Mehta M U, Venkataramanan R, Burckart G J, Ptachcinski R J, Yang S L, Gray J A, Van Thiel D H, Starzl T E
Clin Pharmacol Ther. 1986 Apr;39(4):372-7. doi: 10.1038/clpt.1986.57.
Antipyrine kinetics were studied in seven normal subjects, 10 patients with liver disease, and 13 clinically stable patients who received a liver transplant. Five patients were studied both before and after liver transplantation. Antipyrine concentrations in saliva after oral dosing were measured by HPLC. The antipyrine t1/2 was significantly longer (P less than 0.05) in patients with liver disease than in patients undergoing liver transplantation and normal subjects. Antipyrine clearance was not significantly different between patients undergoing liver transplantation and normal subjects, but it was significantly reduced (P less than 0.05) in patients with liver disease. In five patients who were studied before and after liver transplantation, there was a significant (P less than 0.05) increase in the antipyrine clearance and a marked reduction in its t1/2 after liver transplantation. These results indicate that liver transplantation improves the drug metabolizing ability of patients with liver disease and that the oxidative metabolizing capacity of the liver in clinically stable patients after liver transplantation is similar to that of normal subjects.

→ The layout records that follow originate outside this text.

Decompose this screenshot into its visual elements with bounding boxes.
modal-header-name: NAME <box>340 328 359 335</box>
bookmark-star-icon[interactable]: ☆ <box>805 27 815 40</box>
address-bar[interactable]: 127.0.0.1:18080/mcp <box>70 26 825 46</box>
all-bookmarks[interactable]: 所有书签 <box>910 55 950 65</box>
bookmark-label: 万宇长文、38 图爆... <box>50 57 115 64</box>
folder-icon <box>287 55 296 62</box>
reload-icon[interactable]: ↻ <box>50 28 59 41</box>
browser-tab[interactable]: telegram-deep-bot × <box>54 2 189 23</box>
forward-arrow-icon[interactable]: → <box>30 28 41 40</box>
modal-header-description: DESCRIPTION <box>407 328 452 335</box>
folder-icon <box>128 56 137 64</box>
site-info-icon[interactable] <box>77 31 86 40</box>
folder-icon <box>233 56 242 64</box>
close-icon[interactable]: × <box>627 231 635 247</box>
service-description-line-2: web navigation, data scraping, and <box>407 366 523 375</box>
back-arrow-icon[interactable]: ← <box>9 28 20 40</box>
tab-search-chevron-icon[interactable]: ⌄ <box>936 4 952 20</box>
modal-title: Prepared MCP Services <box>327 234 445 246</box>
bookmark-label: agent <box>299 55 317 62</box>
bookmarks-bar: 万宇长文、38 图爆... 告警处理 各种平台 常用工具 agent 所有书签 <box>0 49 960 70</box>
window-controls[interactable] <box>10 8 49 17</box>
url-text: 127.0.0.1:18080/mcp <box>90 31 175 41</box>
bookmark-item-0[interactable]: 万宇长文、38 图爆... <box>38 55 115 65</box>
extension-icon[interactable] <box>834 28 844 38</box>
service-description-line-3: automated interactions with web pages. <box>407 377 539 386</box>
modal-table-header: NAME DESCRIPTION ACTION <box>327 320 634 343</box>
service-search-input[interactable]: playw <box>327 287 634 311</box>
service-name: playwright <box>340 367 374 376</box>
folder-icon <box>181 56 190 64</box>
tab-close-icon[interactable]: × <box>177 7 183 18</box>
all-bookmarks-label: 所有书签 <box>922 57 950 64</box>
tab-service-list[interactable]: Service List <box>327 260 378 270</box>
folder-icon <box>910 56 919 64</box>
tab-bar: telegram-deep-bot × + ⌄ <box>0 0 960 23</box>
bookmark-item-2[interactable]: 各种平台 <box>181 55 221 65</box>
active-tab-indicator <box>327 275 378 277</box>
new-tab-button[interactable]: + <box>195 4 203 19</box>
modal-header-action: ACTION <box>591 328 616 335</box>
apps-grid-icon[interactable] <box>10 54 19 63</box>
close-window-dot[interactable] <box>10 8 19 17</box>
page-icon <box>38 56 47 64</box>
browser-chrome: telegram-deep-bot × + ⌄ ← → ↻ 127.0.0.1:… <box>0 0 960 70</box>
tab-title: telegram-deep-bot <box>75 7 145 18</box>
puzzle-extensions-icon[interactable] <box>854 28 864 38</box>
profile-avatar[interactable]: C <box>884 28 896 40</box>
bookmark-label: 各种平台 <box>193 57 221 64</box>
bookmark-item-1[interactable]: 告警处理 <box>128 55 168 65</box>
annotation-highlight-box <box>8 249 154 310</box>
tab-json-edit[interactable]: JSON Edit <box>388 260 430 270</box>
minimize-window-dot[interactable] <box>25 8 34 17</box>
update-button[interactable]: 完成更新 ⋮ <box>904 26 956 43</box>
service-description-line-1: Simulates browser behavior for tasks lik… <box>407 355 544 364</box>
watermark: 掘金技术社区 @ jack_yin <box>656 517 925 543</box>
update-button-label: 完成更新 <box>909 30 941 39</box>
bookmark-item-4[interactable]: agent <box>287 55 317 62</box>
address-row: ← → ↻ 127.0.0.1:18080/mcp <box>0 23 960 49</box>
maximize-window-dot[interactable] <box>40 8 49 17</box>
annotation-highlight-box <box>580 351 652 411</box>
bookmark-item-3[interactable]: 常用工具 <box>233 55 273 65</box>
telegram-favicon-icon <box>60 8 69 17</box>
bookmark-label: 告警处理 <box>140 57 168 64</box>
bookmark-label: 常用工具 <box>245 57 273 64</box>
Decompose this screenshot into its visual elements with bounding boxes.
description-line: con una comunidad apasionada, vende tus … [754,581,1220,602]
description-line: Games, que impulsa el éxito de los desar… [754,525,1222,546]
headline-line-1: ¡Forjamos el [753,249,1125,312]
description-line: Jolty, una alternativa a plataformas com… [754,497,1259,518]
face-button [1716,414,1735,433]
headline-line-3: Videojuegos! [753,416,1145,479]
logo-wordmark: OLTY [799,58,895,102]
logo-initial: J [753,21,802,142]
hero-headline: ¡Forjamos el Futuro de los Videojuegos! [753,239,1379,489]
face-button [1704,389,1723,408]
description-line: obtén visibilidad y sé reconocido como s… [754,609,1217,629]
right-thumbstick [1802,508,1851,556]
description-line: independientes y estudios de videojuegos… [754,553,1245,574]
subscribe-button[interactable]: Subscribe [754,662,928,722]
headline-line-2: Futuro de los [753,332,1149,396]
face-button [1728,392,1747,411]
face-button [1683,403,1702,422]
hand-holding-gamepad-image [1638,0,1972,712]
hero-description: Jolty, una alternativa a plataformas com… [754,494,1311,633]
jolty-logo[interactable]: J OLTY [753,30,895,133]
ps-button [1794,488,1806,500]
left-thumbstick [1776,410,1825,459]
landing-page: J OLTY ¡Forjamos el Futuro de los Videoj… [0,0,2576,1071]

对7名正常受试者、10名肝病患者以及13名接受肝移植且临床状况稳定的患者进行了安替比林动力学研究。5名患者在肝移植前后均接受了研究。口服给药后通过高效液相色谱法测定唾液中的安替比林浓度。肝病患者的安替比林半衰期显著延长(P<0.05),长于肝移植患者和正常受试者。肝移植患者与正常受试者之间的安替比林清除率无显著差异,但肝病患者的安替比林清除率显著降低(P<0.05)。在5名肝移植前后均接受研究的患者中,肝移植后安替比林清除率显著升高(P<0.05),其半衰期显著缩短。这些结果表明,肝移植可改善肝病患者的药物代谢能力,且肝移植后临床状况稳定的患者肝脏的氧化代谢能力与正常受试者相似。